Alternatively, other resources (Gignac, 2014; Green & Yang, 2015; Reise et al., 2013; Rodriguez et al., 2016; Watkins, 2017) advocate estimating the reliability of a multidimensional composite score with respect to the measurement of a general factor common to all items; that is, ωH, by fitting a bifactor model to item-level scores. Yet, other work has cautioned against the overuse of bifactor models (e.g., Bonifay et al., 2017; Markon, 2019; Reise et al., 2016). Simulations have shown that a bifactor model can produce as good or better fit statistics than the correct model when fit to data from unidimensional, two-factor, and higher-order populations (e.g., Maydeu-Olivares & Coffman, 2006; Morgan et al., 2015; Murray & Johnson, 2013); Bonifay and Cai (2017) found that even when data were generated to follow random patterns, the bifactor model had good fit to a high percentage of samples.

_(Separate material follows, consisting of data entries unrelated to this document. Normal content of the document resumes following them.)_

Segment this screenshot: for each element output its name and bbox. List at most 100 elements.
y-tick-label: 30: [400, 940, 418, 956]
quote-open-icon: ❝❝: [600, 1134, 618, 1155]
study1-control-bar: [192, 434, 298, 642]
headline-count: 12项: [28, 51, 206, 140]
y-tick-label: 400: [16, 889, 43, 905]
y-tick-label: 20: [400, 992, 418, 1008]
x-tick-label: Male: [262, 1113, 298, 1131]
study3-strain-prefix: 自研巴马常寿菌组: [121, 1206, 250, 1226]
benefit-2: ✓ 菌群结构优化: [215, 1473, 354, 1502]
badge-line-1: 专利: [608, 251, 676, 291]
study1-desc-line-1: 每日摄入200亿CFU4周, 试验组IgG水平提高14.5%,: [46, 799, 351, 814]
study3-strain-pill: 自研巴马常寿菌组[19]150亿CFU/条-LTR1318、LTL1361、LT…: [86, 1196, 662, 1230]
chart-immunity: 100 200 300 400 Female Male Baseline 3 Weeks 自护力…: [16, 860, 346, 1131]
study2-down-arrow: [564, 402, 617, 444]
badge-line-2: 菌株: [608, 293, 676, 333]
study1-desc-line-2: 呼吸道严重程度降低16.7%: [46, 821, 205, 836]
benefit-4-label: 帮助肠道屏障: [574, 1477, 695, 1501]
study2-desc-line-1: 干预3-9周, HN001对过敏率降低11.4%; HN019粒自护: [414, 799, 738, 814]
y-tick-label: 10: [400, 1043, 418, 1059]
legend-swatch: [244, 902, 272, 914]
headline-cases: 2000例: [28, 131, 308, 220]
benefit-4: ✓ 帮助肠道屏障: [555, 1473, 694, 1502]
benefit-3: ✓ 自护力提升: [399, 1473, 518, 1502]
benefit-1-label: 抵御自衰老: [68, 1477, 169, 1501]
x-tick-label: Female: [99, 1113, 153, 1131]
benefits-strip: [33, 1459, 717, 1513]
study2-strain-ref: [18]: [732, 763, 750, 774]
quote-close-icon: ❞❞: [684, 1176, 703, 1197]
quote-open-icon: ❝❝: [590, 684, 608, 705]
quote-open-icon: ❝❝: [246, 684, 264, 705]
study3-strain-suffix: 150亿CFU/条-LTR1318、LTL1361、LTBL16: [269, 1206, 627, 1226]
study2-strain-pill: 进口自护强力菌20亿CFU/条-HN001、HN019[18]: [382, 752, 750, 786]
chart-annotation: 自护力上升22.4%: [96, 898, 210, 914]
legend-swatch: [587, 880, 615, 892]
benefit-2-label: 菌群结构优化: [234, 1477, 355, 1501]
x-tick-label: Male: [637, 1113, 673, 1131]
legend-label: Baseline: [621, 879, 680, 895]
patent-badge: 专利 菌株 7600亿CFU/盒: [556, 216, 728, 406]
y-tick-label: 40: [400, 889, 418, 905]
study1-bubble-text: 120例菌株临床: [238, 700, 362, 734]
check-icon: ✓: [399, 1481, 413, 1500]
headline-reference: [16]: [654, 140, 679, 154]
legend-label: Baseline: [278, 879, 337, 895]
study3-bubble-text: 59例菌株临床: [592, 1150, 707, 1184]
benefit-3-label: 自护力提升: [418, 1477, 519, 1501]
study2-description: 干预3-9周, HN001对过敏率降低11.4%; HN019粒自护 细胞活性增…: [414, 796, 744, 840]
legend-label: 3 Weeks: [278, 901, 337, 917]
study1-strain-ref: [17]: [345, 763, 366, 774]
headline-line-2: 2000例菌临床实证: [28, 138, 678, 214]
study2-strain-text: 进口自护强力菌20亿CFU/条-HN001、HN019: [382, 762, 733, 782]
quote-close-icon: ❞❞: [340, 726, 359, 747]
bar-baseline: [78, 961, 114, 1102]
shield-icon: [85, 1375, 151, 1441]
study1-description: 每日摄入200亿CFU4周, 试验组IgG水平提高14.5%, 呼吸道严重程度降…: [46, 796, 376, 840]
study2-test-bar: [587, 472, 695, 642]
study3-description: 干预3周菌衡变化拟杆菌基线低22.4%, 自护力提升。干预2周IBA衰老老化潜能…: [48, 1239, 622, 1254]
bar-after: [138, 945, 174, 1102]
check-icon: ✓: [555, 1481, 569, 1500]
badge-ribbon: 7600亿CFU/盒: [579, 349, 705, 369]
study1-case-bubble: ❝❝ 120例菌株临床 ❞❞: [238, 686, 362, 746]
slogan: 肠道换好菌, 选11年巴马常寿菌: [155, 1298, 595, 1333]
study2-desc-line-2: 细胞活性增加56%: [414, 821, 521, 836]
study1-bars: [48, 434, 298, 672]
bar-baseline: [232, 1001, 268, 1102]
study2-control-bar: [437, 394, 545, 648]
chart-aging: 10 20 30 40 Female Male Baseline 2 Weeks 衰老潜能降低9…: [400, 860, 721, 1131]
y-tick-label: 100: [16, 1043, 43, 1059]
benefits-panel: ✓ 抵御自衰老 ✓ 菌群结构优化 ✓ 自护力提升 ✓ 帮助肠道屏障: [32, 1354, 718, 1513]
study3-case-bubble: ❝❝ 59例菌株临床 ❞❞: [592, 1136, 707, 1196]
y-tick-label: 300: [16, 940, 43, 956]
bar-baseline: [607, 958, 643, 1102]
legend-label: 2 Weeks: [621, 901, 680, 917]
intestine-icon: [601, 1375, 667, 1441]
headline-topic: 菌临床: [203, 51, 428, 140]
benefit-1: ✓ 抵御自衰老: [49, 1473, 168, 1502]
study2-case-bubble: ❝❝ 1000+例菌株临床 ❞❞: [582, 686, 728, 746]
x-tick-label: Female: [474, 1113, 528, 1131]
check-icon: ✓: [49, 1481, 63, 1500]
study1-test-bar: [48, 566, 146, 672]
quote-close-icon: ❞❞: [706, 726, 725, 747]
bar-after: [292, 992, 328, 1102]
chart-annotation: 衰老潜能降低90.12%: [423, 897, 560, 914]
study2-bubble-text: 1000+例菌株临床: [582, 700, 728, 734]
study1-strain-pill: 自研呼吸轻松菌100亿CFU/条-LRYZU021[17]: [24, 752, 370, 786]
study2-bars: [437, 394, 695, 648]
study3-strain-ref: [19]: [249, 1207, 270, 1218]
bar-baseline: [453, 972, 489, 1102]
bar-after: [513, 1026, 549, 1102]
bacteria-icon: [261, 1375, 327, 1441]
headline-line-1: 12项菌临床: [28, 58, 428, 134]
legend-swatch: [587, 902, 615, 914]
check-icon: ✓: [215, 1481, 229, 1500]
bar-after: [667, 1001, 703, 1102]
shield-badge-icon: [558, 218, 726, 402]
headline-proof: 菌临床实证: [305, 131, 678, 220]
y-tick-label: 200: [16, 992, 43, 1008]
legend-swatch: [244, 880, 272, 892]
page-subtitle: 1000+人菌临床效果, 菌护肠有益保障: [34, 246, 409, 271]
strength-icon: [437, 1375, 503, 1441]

Therefore, it is possible that researchers will report an omega estimate based on an incorrect measurement model and consequently reach an inaccurate conclusion about composite reliability. That is, the true proportion of composite score variance due to a target construct that influences all items may be best defined by a one-factor model (with or without error correlations), a bifactor model, or higher-order model, whereas researchers may be likely to estimate this proportion using an omega estimate calculated from a misspecified model. As yet, the degree to which different coefficient omega statistics differ from the proportion of composite variance due to a target construct when the model is incorrectly specified is not fully known, as previous studies on this issue are limited. Therefore, the main purpose of the current study is to investigate the impact of major model misspecification on the accuracy of ωu and ωH estimates as measures of the proportion of composite score variance due to a factor influencing all items. In practice, however, it may be that major model misspecification would be detected by common model fit statistics (e.g., root mean square error of approximation [RMSEA], comparative fit index [CFI]), thus leading researchers to revise a hypothesized model (e.g., by freeing error correlation parameters) and then calculate a more accurate omega estimate from the parameter estimates of the revised model. Hence, a secondary purpose of the current study is to investigate the associations between the accuracy of omega estimates and popular model fit statistics.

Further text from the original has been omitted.